BY SIMON YAFFE
SONGWRITER Mathias Kom was raised in a home surrounded by songs and instruments - but he very nearly didn't pursue a musical path.
The Canadian is behind The Burning Hell, his alter-ego, which has been on the road in one form or another since 2007.
Mathias was in England last week to promote the group's sixth album, People (BB Island).
The Burning Hell will return to these shores in September and October, playing as a five-piece band with dates including the Soup Kitchen, Manchester, on September 17, and, as an acoustic duo at the View Two Gallery, in Liverpool, on October 3, Edinburgh's Electric Circus on October 6 and Glasgow's The Old Hairdressers on October 9.
Mathias said: "Touring is simultaneously rewarding and exhausting.
"But back in 2007, I was working as a teaching assistant at a university and decided to give music a shot. I gave myself a year - and never looked back."
Mathias, who specialises in the ukulele, describes The Burning Hell as folk music, but admits that they can take on different guises.
He explained: "All of our songs can be played on acoustic guitar without any amplification, so I guess that is folk.
"Sometimes, though, we take the form of a rock band and sometimes other influences, such as reggae and klezmer, creep in."
People was solely written by Mathias and inspired by the poem of the same name by his friend, Canadian poet Gabe Foreman.
He said: "Gabe's debut collection of poetry was called A Complete Encyclopaedia of Different Types of People.
"He gave it to me at the beginning of a tour three years ago.
"I was so inspired by it, I decided to write my own poems in the form of song lyrics.
"It took shape naturally and Gabe has done the album's artwork.
"We are in talks to collaborate on a book and album with more People poems and songs."
Raised in Winnipeg, Ontario and Newfoundland, Mathias' mother played the flute semi-professionally, while his father taught him to play the guitar.
The Burning Hell's band members fluctuate, but the touring line-up since 2011 has been Mathias, Ariel Sharratt (clarinet), Darren Browne (guitar), Nick Ferrio (bass) and Jake Nicoll (drums).
And, if it wasn't for touring, Mathias - whose musical influences include the Beach Boys, Jonathan Richman, Talking Heads, Velvet Underground and Willie Nelson - would never have met relatives in Belarus.
He explained: "On my dad's side, half the family came from Latvia and the other half from Belarus.
"We were performing in Belarus a couple of years ago and I kind of stumbled upon living relatives we had no idea existed.
"I had always assumed any Jews left in Belarus died during the Holocaust.
"But it turned out several of my family escaped to the Crimea, while another branch went to Poland, where they amazingly managed to survive.
"Had I not played music for a living, I would never have found them."
Mathias, together with Ariel, moved to Berlin a year ago, as the band's booking agency is based there, while their record label is in Hamburg.

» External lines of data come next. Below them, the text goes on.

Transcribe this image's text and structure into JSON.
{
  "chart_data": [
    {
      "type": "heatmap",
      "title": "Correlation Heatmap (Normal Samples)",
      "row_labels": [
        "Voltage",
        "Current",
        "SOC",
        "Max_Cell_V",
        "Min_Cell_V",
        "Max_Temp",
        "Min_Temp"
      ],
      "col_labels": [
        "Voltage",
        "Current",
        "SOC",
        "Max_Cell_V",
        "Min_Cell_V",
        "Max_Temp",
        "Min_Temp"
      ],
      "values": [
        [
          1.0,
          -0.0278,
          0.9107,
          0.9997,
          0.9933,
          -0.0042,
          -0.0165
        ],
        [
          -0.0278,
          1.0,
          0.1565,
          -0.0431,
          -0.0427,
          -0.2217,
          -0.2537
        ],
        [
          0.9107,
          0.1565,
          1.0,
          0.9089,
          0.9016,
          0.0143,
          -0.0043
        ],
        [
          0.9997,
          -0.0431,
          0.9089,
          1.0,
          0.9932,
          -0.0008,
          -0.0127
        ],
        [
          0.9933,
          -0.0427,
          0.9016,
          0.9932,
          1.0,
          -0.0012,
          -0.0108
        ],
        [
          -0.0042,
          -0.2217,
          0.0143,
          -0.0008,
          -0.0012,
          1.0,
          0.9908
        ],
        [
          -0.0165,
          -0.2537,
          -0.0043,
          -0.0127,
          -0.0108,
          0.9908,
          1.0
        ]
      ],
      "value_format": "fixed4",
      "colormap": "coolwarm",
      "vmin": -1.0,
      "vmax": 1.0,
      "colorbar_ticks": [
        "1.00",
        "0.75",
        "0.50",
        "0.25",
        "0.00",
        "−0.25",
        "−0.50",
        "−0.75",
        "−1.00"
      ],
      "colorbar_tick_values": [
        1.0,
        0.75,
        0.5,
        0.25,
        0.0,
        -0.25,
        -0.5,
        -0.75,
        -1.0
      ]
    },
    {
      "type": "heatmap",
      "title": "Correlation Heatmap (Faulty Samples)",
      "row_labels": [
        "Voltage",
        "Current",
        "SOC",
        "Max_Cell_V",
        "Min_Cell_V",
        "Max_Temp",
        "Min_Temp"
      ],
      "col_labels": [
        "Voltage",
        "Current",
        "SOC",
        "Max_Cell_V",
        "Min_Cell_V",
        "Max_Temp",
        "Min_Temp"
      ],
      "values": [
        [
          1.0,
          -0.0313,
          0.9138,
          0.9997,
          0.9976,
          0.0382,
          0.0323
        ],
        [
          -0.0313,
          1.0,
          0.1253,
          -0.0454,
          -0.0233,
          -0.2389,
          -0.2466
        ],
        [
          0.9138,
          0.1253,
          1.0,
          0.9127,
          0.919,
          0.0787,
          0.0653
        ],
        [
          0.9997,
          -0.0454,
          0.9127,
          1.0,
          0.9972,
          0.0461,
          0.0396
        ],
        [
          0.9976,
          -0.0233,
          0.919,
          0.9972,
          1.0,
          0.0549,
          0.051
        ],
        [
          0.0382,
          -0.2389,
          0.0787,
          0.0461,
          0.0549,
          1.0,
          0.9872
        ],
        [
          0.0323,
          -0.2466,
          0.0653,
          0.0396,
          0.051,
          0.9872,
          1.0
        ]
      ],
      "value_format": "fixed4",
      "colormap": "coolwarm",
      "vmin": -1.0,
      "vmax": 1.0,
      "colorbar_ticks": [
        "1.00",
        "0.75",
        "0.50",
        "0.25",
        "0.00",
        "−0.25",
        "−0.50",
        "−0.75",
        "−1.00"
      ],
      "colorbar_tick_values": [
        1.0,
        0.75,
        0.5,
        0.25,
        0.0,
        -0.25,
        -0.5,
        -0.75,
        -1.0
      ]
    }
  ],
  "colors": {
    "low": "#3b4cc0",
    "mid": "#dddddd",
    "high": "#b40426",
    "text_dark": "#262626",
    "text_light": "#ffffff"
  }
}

Mathias is also taking a PhD in ethnomusicology in the city.
"There is a vibrant music scene here," he added. "I find Berlin and Germany a surprising place as a Jewish person - I still sometimes feel uncomfortable.
"It is a city where you cannot ignore history - it is everywhere. I try to block it out, but it is just there.
"On the other hand, there is a vibrant and fast-growing Jewish community here, so I am a bit conflicted. I don't know if I will be here for ever, though."
Mathias was not raised in a particularly religious home, although he stated his parents became more observant over the years.
The first time he visited Israel was to work with Ukuleles for Peace, a grassroots organisation based in Tel Aviv which brings together Jewish and Arab children through fun instruments.
Mathias took a mini-studio with him and spent six weeks with the kids, recording their songs for an album.
He recalled: "I found out about them and sent an email - and off I went.
"It brings these kids together on a level beyond politics and beyond the day-to-day struggles.
"Such projects are really important and are a wonderful tool and catalyst for communication."
Mathias has an enduring passion for the ukulele, but it was not originally his instrument of choice.
"I was always a guitarist," he explained. "In the early 2000s, I walked into music shop and noticed they were selling them for only $30 dollars. I thought they looked fun.
"Ukuleles are easy, very portable and you can do a lot of great songwriting with them."